22 January 2026
Happy New Year, fans of KCC! We’re going to start off 2026 with something a bit different as KCC’s just back from a four-week trip to Indonesia. There were some great meals to be had while staying on the islands of Bali, Lombok and Gili Meno. Breaking out of the eastern Mediterranean for a bit, we’ll be sharing some of these dishes with you along with a recipe for vegetable fritters and a dipping sauce. Check out KCC’s sister blog on Substack for a more detailed version of this post.

KCC’s take on Bakwan Sayan and sambal
Nasi Goreng and Mie Goreng are the two staples of Indonesian cooking – vegetable fried rice and vegetable fried noodles respectively, topped with a fried egg. Other popular dishes are Nasi Campur, a selection of small vegetable dishes and fried peanuts around a central mound of rice. It’s often served with satay – skewers of tofu smothered in peanut sauce and corn fritters.

Nasi Campur
You’ll also find coconut and turmeric infused yellow curries, dry Rendang curries and vegetable dishes such as Gado Gado, a salad consisting of blanched vegetables and tofu covered in a rich peanut sauce, Olah Olah, vegetables steamed in coconut milk, Cap Cay, stir fried veggies and Pelecing Kangkung, water spinach and bean sprouts blanched with grated coconut and served with a spicy sambal sauce.
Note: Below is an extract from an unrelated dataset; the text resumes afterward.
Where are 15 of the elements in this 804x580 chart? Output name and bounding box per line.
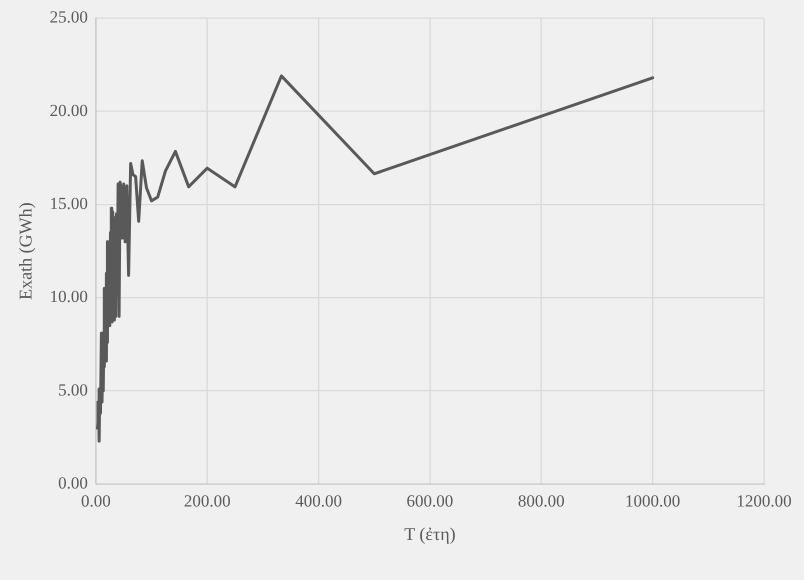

Mie Goreng (fried noodles) with fried tempeh and a spicy sambal
Deep-fried dishes such as Perkadel Jagung, corn fritters, Lumpia, spring rolls and Bakwan Sayur, vegetable fritters, are popular street food snacks, along with tempeh, made from fermented soya beans. It’s a close relative of tofu, although tempeh has a more crunchy, chewier texture than its spongy cousin and is richer in protein and fibre as it is made from whole beans rather than soya milk.

Corn fritters, Perkadel Jagung, with sambal
Here’s a recipe for KCC’s take on Bakwan Sayur. Our fritters aren’t 100% the real deal as we’ve adapted the basic recipe to make these veg fritters gluten-free and vegan, swapping chickpea flour for wheat and omitting the egg. For a healthier option, rather than deep frying them we’ve shallow fried them . The sambal is made from ingredients readily available (hopefully) in your local Asian shop.
Ingredients (makes 6 fritters)
- 100 g chickpea flour
- 150 ml cold water
- One teaspoon cumin seeds
- Half a teaspoon turmeric
- 50 g grated carrot
- 50 g grated mouli (daikon/white radish)
- 25 g chopped celery
- 25 g chopped garlic chives
- 50 ml cooking oil
For the dipping sauce
- One tablespoon light soy sauce (gluten-free)
- One tablespoon vinegar (rice, if you have it, or we used apple)
- One teaspoon concentrated tamarind
- One teaspoon gochujang (Korean chilli paste)
- One teaspoon honey (or maple or agave syrup to keep it vegan)
Method
- Combine the chickpea flour, water, cumin seeds and turmeric and stir until it reaches a smooth, lump-free consistency. Leave aside at room temperature for at least four hours.
- Heat the oil in a large, flat-bottomed frying pan until it starts to sizzle (a small piece of batter should crisp up quickly). While the oil’s heating up, mix the carrot, mouli, celery and garlic chives into the batter.
- Add a tablespoon of mixture to the pan, press down with a fish slice and continue to add more fritters until the pan is full. Keep turning and flattening withthe fish slice every few minutes until the fritters are golden brown on both sides. Drain on kitchen paper.
- Prepare the dipping sauce by combining the ingredients in a small glass jar and shaking until the sambal reaches a smooth consistency. Serve with the warm fritters.